Filmkritik

Der Gesang der Flusskrebse

Where the Crawdads Sing

© Sony

Foto: Sony


Eine junge Frau namens Kya, die Ende der 1960er allein im Marschland von North Carolina lebt, wird des Mordes an einem jungen Mann beschuldigt. Süßlich geratene Verfilmung des gleichnamigen Bestsellerromans von Delia Owens, die kurioser Weise kürzlich auch selbst in Ermittlungen geriet, die auf einen Mordfall (ín Sambia 1995) zurückgehen.

Regie:
Regie:
Olivia Newman
Darsteller:
Darsteller:
Daisy Edgar-Jones, Taylor John Smith, Harris Dickinson, David Strathairn, Michael Hyatt
Land/Jahr:
Land/Jahr:
USA 2022
Genre:
Genre:
Drama, Mystery
Dauer:
Dauer:
127 min
Altersfreigabe:
Altersfreigabe:
Keine Angabe
Kinostart:
Kinostart:
19. August 2022

Süßliche Abgründe: "Der Gesang der Flusskrebse"

SABINA ZEITHAMMER | 17.08.2022

Der Steuerknüppel des Motorboots liegt bereits den Kindern wie selbstverständlich in der Hand: Aufgewachsen inmitten von Marschland, sind sie es gewohnt, durch die Wasserarme zu brausen. Doch in den Sümpfen von North Carolina haust auch die Gewalt.

Kya ist noch im Volksschulalter, als ihre Mutter und ihre Geschwister vor dem prügelnden Vater fliehen. Schließlich bleibt auch dieser fort. Kya schlägt sich allein durch, gemieden von den Einwohnern des nahen Städtchens, die sie, Anfang der 1960er-Jahre zur jungen Frau herangereift, nur das "Marschmädchen" nennen. Als ein Toter im Sumpf gefunden wird, wird Kya des Mordes bezichtigt und angeklagt.

"Der Gesang der Flusskrebse" von Olivia Newman ist die Verfilmung des gleichnamigen Bestsellers von Delia Owens (2018). Wäre dieser Genremix -Thriller, Robinsonade, Gerichtsfilm, Coming-of-Age-Story und Beziehungsdrama - realistisch erzählt, wäre er eine hochgradig bedrückende Geschichte über Außenseitertum, häusliche und soziale Gewalt. Doch liegt über allem eine süßliche Romantisierung: Eigentlich müsste man Kya ständig nur beim Waschen und Putzen sehen, um das pittoreske Häuschen und den lieblichen Blümchenkleider-Look zu rechtfertigen, in dem die Amateurbiologin durch die Marsch wandert.

Rückblenden sollen Spannung evozieren. Nach einem schleppenden Beginn entwickelt der Film tatsächlich eine packende Bedrohlichkeit, bevor er in ein doppelköpfiges Ende hetzt.
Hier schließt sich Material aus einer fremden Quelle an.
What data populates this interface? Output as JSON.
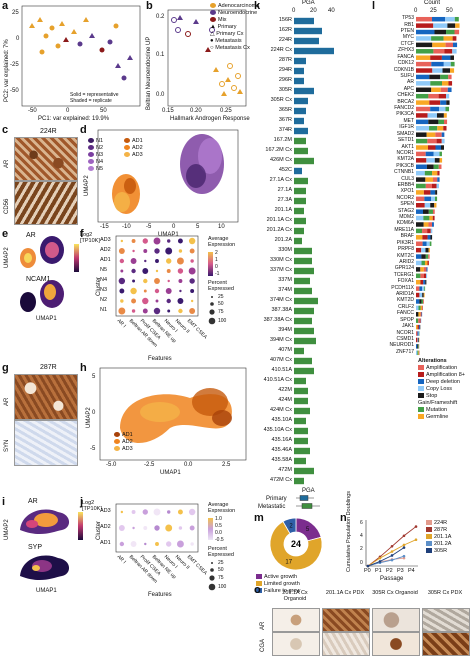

Dieses kollidiert einmal mehr mit der vorangegangenen Verklärung, die einem Kya als Figur kaum nahekommen ließ.

Am deutlichsten bleibt von diesem Werk mit Hang zum B-Movie, an dem sich die Meinungen von Kritik und Publikum scheiden, ein umso realistischerer, gruseliger Aspekt in Erinnerung: Delia Owens, die als Zoologin und selbsternannte Tierschützerin lang in Sambia gelebt hat, wird vorgeworfen, selbst in einen Mord verwickelt zu sein, der sich literarisch niedergeschlagen habe. Für Spoiler-Resistente nachzulesen im Atlantic und der Süddeutschen Zeitung.